The holidays are no time for cheer for security specialists: They’re seeking a spike in the number of phishing emails, and in the people who are gullible enough to open them.
For example, Barracuda Networks detected a higher-than-usual number of people clicking on malicious links on Cyber Monday — around 53,000. Granted, the number of general clicks also rose — to 36 million, maybe a 50% increase over a normal Monday.
The actual threat volume was not that high in comparison with normal days. But it did spike in the days after Cyber Monday.
On Wednesday, November 29, for example, the phishing numbers alone rose to 27 million. These emails largely consisted of fake shipping notices and invoices attempting to take advantage of shoppers tracking their purchases.
On a typical Monday, Barracuda will see between 20 million and 27 million emails.
Why the increase on that Wednesday? The opportunity presented by human behavior, according to Eugene Weiss, lead architect at Barracuda.
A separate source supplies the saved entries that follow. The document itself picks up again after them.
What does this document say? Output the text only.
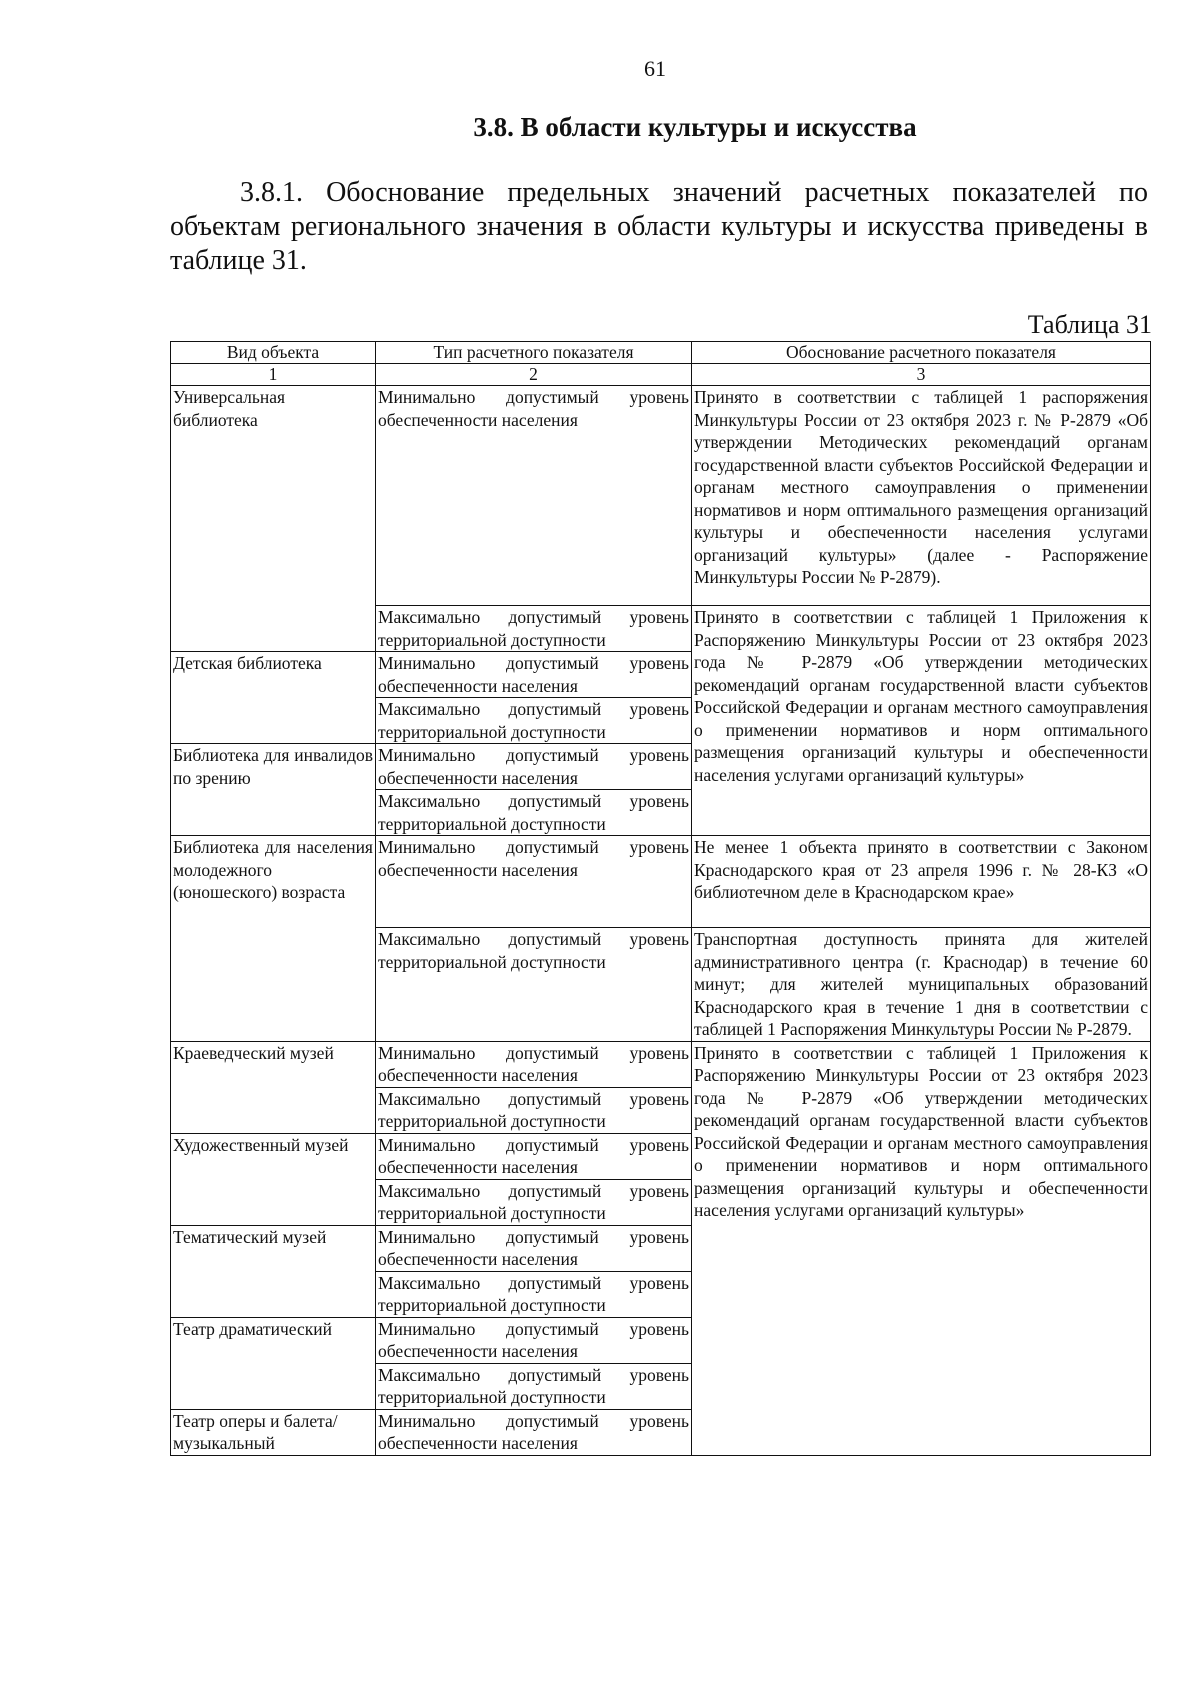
61
3.8. В области культуры и искусства

3.8.1. Обоснование предельных значений расчетных показателей по объектам регионального значения в области культуры и искусства приведены в таблице 31.

Таблица 31
Вид объекта	Тип расчетного показателя	Обоснование расчетного показателя
1	2	3
Универсальная библиотека	Минимально допустимый уровень обеспеченности населения	Принято в соответствии с таблицей 1 распоряжения Минкультуры России от 23 октября 2023 г. № Р-2879 «Об утверждении Методических рекомендаций органам государственной власти субъектов Российской Федерации и органам местного самоуправления о применении нормативов и норм оптимального размещения организаций культуры и обеспеченности населения услугами организаций культуры» (далее - Распоряжение Минкультуры России № Р-2879).
	Максимально допустимый уровень территориальной доступности	Принято в соответствии с таблицей 1 Приложения к Распоряжению Минкультуры России от 23 октября 2023 года № Р-2879 «Об утверждении методических рекомендаций органам государственной власти субъектов Российской Федерации и органам местного самоуправления о применении нормативов и норм оптимального размещения организаций культуры и обеспеченности населения услугами организаций культуры»
Детская библиотека	Минимально допустимый уровень обеспеченности населения	
	Максимально допустимый уровень территориальной доступности	
Библиотека для инвалидов по зрению	Минимально допустимый уровень обеспеченности населения	
	Максимально допустимый уровень территориальной доступности	
Библиотека для населения молодежного (юношеского) возраста	Минимально допустимый уровень обеспеченности населения	Не менее 1 объекта принято в соответствии с Законом Краснодарского края от 23 апреля 1996 г. № 28-КЗ «О библиотечном деле в Краснодарском крае»
	Максимально допустимый уровень территориальной доступности	Транспортная доступность принята для жителей административного центра (г. Краснодар) в течение 60 минут; для жителей муниципальных образований Краснодарского края в течение 1 дня в соответствии с таблицей 1 Распоряжения Минкультуры России № Р-2879.
Краеведческий музей	Минимально допустимый уровень обеспеченности населения	Принято в соответствии с таблицей 1 Приложения к Распоряжению Минкультуры России от 23 октября 2023 года № Р-2879 «Об утверждении методических рекомендаций органам государственной власти субъектов Российской Федерации и органам местного самоуправления о применении нормативов и норм оптимального размещения организаций культуры и обеспеченности населения услугами организаций культуры»
	Максимально допустимый уровень территориальной доступности	
Художественный музей	Минимально допустимый уровень обеспеченности населения	
	Максимально допустимый уровень территориальной доступности	
Тематический музей	Минимально допустимый уровень обеспеченности населения	
	Максимально допустимый уровень территориальной доступности	
Театр драматический	Минимально допустимый уровень обеспеченности населения	
	Максимально допустимый уровень территориальной доступности	
Театр оперы и балета/ музыкальный	Минимально допустимый уровень обеспеченности населения	
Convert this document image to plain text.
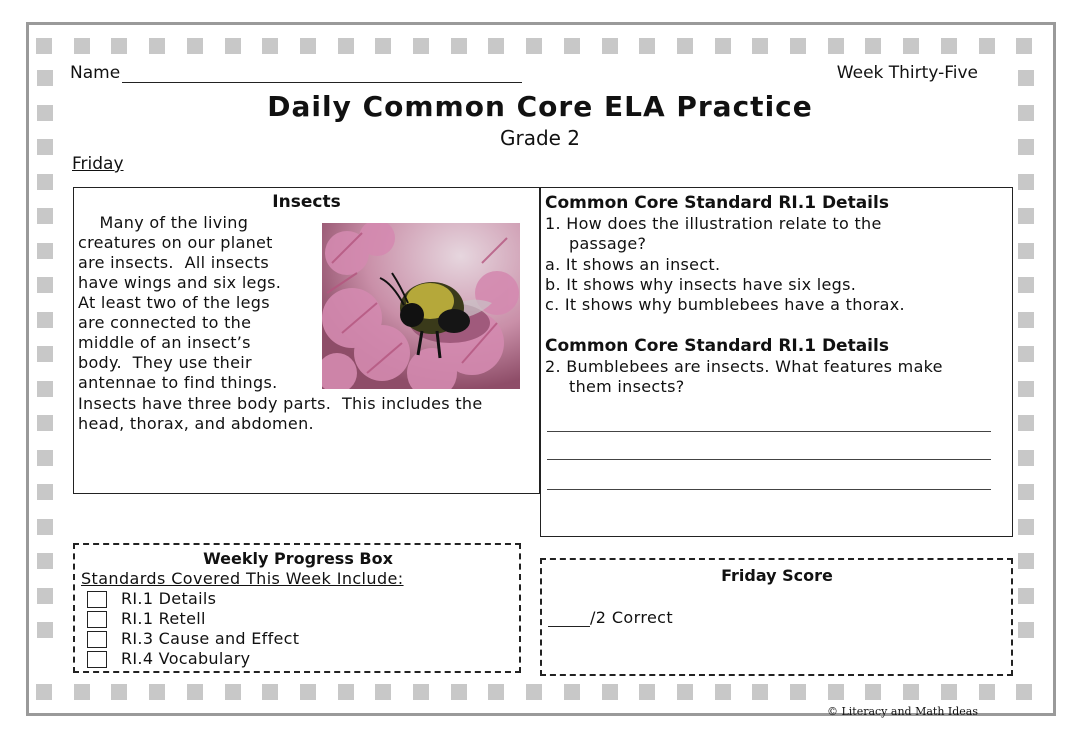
Name	Week Thirty-Five
Daily Common Core ELA Practice
Grade 2
Friday
Insects
Many of the living
creatures on our planet
are insects.  All insects
have wings and six legs.
At least two of the legs
are connected to the
middle of an insect’s
body.  They use their
antennae to find things.
Insects have three body parts.  This includes the
head, thorax, and abdomen.
Common Core Standard RI.1 Details
1. How does the illustration relate to the
passage?
a. It shows an insect.
b. It shows why insects have six legs.
c. It shows why bumblebees have a thorax.
Common Core Standard RI.1 Details
2. Bumblebees are insects. What features make
them insects?
Weekly Progress Box
Standards Covered This Week Include:
RI.1 Details
RI.1 Retell
RI.3 Cause and Effect
RI.4 Vocabulary
Friday Score
/2 Correct
© Literacy and Math Ideas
“The centers of phishing attacks are going to redouble their efforts if they see this seems to be working right now,” Weiss says. “If an email gets a good record of response, they’re going to send a lot more of them, just as a legitimate business does.”
Weiss notes that seasonal spam emails are designed to look like “the large volume of e legitimate holiday marketing email. The idea is, you fill out a survey or get a free gift card.” Instead of just being a marketing survey, however, they are gathering information for phishing.”
The problem is worsened by the fact that some consumers will open almost anything in their holiday shopping frenzy.
Spoofing off of large brands like Amazon and Walmart is also prevalent.
What can legitimate email marketers do to prevent their emails from being mistaken for spam?
One thing is to “personalize the emails to greatest extent possible,” Weiss says. “It makes it easer to establish that you have some knowledge of person you’re sending it to, as opposed to being a generic thing.”
This becomes more difficult as malware senders get better at extracting personal information. Weiss advises firms to never ask people to put information on a form — instead, lead them to a product page, and offer the chance to buy.
Of course, responsibility also falls on consumers — they should look a the URL bar to make sure it is legitimate
Barracuda tracks emails through its Link Protect tool, which “wraps a link on an email message and sends to Barracuda’s server and blocks it at that point or forwards it on,” Weiss explains.
In general, the firm has seen an increase in email security problems in the past year, with ransomware dramatically increasing. And there has been the usual flow of spam emails containing nickel-and-dime swindles
Don’t think Christmas is the end of the holiday surge: It will go on to “the end of the calendar year,” Weiss sadly concludes.